Tuesday, January 13, 2015

5 months, 2 weeks

I'm officially at the point where I can't remember how many weeks old Max is!  So, for simplicity sake, I'm going to go by #month,#week (in that month). I'm pretty sure we're in week 23 now, but to know for sure would require me to go back, check my last post, and then return to this entry- and we all know that's a bit much :)

The biggest thing to be going on in Maxwell's world is that he is one step away from crawling!  You can't leave that boy anywhere, and expect him to be where you set him down.  He rolls and scoots all over the place, and now, he gets up on all four and rocks himself.  He ends up crawling backwards at this point, but soon he'll be moving forward!  Luke and I have no idea where to start with the whole "baby proofing" thing, so we better get on it soon...

Max is becoming more and more fun each day.  Yesterday, when I got home from work, the second I walked into the house, he was all smiles and gaspy laughs for me, and he clearly recognizes who I am.  He loves playing with the baby in the mirror even more, now that he has realized that he can swat at the mirror and touch hands with that magical handsome baby.  He LOVES that baby in the mirror, and seeing him light up while playing with his reflection is the only time I have any regrets about him not being in daycare.  I worry that he is missing out on that type of socialization.

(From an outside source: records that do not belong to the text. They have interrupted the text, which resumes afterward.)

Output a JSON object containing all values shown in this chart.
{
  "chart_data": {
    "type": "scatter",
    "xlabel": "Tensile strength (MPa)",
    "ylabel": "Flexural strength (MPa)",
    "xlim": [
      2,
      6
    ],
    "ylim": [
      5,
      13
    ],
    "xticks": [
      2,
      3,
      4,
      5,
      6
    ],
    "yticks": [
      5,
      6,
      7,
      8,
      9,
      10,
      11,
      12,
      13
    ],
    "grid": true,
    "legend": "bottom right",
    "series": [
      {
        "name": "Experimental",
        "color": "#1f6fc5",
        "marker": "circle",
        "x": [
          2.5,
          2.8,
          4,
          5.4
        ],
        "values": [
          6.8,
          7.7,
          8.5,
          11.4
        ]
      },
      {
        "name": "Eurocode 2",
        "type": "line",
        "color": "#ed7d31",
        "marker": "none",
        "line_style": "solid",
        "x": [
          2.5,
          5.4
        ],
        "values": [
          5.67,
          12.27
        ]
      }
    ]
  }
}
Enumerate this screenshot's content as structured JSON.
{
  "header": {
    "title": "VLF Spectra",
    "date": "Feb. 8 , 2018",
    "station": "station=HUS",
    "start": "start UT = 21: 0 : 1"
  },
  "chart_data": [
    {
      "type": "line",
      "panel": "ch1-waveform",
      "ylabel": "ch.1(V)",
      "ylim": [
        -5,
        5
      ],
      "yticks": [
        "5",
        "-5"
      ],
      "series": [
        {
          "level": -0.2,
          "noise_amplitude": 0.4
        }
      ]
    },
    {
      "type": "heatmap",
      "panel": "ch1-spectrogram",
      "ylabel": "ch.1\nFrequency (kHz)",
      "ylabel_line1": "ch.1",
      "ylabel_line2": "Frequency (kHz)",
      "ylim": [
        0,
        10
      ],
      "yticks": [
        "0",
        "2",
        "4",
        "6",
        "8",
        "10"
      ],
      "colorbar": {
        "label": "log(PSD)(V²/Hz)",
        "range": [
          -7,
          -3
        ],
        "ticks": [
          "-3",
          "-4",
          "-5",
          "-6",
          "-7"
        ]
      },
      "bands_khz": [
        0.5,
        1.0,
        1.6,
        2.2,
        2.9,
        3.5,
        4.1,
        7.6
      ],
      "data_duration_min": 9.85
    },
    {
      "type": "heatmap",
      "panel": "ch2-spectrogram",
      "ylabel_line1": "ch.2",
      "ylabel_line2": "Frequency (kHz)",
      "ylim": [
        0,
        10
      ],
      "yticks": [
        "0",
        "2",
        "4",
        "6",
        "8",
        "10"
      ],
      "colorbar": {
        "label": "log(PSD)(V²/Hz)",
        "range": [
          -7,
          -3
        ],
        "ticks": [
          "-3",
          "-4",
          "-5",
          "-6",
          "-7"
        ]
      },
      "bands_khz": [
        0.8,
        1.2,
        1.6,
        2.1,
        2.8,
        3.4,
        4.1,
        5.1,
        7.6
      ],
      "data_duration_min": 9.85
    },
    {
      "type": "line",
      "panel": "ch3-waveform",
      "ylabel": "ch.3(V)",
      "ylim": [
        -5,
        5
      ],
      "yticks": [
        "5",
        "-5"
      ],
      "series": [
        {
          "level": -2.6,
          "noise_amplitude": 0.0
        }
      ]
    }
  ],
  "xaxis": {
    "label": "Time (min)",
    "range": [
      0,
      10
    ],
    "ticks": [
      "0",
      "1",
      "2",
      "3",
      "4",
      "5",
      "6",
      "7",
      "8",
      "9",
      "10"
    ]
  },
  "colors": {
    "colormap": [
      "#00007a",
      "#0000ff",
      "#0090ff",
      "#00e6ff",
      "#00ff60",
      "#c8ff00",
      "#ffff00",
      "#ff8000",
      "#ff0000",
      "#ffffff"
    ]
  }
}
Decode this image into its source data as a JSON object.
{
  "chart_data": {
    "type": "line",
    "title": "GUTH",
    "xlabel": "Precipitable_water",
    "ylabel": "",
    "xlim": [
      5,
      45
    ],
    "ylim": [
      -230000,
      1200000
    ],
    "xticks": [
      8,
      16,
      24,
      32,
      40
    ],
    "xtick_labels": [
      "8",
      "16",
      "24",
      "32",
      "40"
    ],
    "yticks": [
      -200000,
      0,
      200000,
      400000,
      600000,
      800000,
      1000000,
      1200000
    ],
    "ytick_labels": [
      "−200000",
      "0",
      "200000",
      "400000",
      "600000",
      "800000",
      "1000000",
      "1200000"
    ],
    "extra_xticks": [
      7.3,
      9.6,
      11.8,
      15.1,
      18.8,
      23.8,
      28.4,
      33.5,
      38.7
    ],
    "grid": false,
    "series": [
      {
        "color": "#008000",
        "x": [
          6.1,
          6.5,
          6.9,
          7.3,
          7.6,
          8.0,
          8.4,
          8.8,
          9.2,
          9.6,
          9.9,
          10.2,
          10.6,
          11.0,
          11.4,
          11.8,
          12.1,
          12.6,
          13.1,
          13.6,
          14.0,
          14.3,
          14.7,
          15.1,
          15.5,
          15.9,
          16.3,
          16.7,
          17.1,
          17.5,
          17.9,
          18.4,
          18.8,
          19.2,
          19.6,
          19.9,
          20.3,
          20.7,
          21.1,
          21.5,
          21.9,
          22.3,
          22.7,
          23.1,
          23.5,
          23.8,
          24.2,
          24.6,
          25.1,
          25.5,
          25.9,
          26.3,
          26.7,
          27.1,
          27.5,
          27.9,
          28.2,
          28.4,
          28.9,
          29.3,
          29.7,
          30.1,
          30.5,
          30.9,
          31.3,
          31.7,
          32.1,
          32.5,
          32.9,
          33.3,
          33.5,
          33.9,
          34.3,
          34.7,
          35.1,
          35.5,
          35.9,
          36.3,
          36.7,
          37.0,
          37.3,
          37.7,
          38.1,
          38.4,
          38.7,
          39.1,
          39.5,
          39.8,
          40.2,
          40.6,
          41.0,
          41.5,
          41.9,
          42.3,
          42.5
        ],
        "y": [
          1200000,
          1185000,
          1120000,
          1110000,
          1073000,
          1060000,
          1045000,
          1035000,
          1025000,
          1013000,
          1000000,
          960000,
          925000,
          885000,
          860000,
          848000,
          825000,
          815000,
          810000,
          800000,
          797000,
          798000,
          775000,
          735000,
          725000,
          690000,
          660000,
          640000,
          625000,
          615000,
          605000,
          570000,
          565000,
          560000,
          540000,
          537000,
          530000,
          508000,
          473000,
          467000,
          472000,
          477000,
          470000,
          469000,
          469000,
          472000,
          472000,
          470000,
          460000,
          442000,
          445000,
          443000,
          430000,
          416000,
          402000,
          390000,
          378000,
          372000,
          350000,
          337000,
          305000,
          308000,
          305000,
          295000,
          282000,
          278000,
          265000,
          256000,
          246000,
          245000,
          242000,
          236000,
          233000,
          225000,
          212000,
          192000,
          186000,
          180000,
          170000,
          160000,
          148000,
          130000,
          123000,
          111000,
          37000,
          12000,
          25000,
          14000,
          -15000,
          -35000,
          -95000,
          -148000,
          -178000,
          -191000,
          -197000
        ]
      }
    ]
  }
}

Another change in our world is the introduction of the Baby Merlin Magic Sleep Suit.  While it doesn't help Max sleep through the night, it has made transferring him into the crib after being nursed to sleep a whole heck of a lot easier.  He doesn't startle himself awake, and force me to start the whole process over again.  It has also helped to use our electric blanket to pre-warm the crib mattress for him, so that makes the transition easier as well.

Yesterday, I made Max's next doctor appointment for the first week of February.  How can it be that we are already at the point of counting down to his six month check?  While I really enjoy that he is growing and learning new things, and becoming much more entertaining to be around, I find myself already getting nostalgic.  Yesterday, as I held him while he was napping, I just started to cry when I realized that these days are truly numbered.  While breastfeeding has been one of the hardest things I've ever done, I'm really going to miss the closeness and the snuggles.  One day, he won't want to be snuggled or carried around all the time.  One day, he's going to be a high schooler who is too cool for mom.  One day, he's going to be a grown man, with a family of his own, and I will no longer need to take care of him anymore.  Oh, man, I'm getting teary thinking about this- need to stop so my students aren't concerned when I come back in from my pumping break...

I love my little man with all the parts of my heart that I never even knew that I had.